Yeah, the interview was done in the middle of the linux.conf.au wireless area, with a tape recorder. It seems a fair few things were lost along the way. ;-)
Check out GTK-Wimp: http://gtk-wimp.sourceforge.net/ Very tasty, if you run GTK+ applications under Windows (particularly XP). It's even mentioned on the Gaim website. :-)
I'm kinda surprised that Slashdot haven't updated the GNOME category logo, considering that it's been 18 months and three major releases since the logo change. :-)
Havoc had very little to do with the decision.
For instance, between the eight people on GNOME's release team, we have all sorts of disagreements. Trying to decide between Galeon and Epiphany, and trying to analyse the wishes of the community were particularly difficult. Incredibly, the following points of view were held amongst the eight members of the release team:
We shouldn't ship a browser with the Desktop release at all
We shouldn't ship Galeon or Epiphany until they're ready
We should ship Epiphany
We should ship Galeon
:-) You're vaguely right, I suppose. It was worded that way because we had to be very diplomatic about our rationale; it was a fairly heated issue.
:-)
So, it also turns out that I wrote the sentence you referred to as "petty corporate or academic politics".
Without the thickened diplomacy, it means that the current Galeon developers didn't seem to care about GNOME. They've viciously criticised the direction of the project, and did not get involved on the mailing lists when we were discussing the module selection process (so, in a way, they forfeited). Given these issues, it would not have made sense for the project to commit to Galeon.
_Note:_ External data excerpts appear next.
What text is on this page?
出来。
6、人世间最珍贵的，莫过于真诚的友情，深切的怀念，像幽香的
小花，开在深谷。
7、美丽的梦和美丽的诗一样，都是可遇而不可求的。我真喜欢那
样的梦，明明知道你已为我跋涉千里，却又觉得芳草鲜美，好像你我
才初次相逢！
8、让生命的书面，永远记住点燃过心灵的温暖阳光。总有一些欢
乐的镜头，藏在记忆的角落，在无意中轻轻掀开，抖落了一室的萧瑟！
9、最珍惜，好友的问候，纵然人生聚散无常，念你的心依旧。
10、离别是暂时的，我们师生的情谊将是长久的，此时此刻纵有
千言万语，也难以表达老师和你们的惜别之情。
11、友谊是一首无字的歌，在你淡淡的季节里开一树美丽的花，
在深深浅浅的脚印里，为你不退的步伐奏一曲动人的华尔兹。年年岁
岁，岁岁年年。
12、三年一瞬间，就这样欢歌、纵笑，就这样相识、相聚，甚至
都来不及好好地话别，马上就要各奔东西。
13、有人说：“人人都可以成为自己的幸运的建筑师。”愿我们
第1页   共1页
Before you flame...! I wasn't convinced that we should have chosen a browser at all for the 2.4 Desktop release, because I don't think they're "ready" (qualitatively and philosophically). I use Galeon, and haven't enjoyed using Epiphany so far, yet my choice has nothing to do with "features" or "options"!
But, as you can see, there are more important factors that we have to deal with than random personal opinions - even those of the release team!
Hrm, no, Red Hat would have gone with Epiphany regardless of the GNOME Desktop choice. They had pretty much made up their minds before we even started discussing it. Although it would have been annoying for both Red Hat and GNOME if we'd chosen differently, their choice wasn't particularly important to ours, as evidenced by the discussion on d-d-l.
:-)
FWIW, I'm still using Galeon. Epiphany hasn't sucked me in yet, but I wouldn't be surprised if it did at some stage in the future.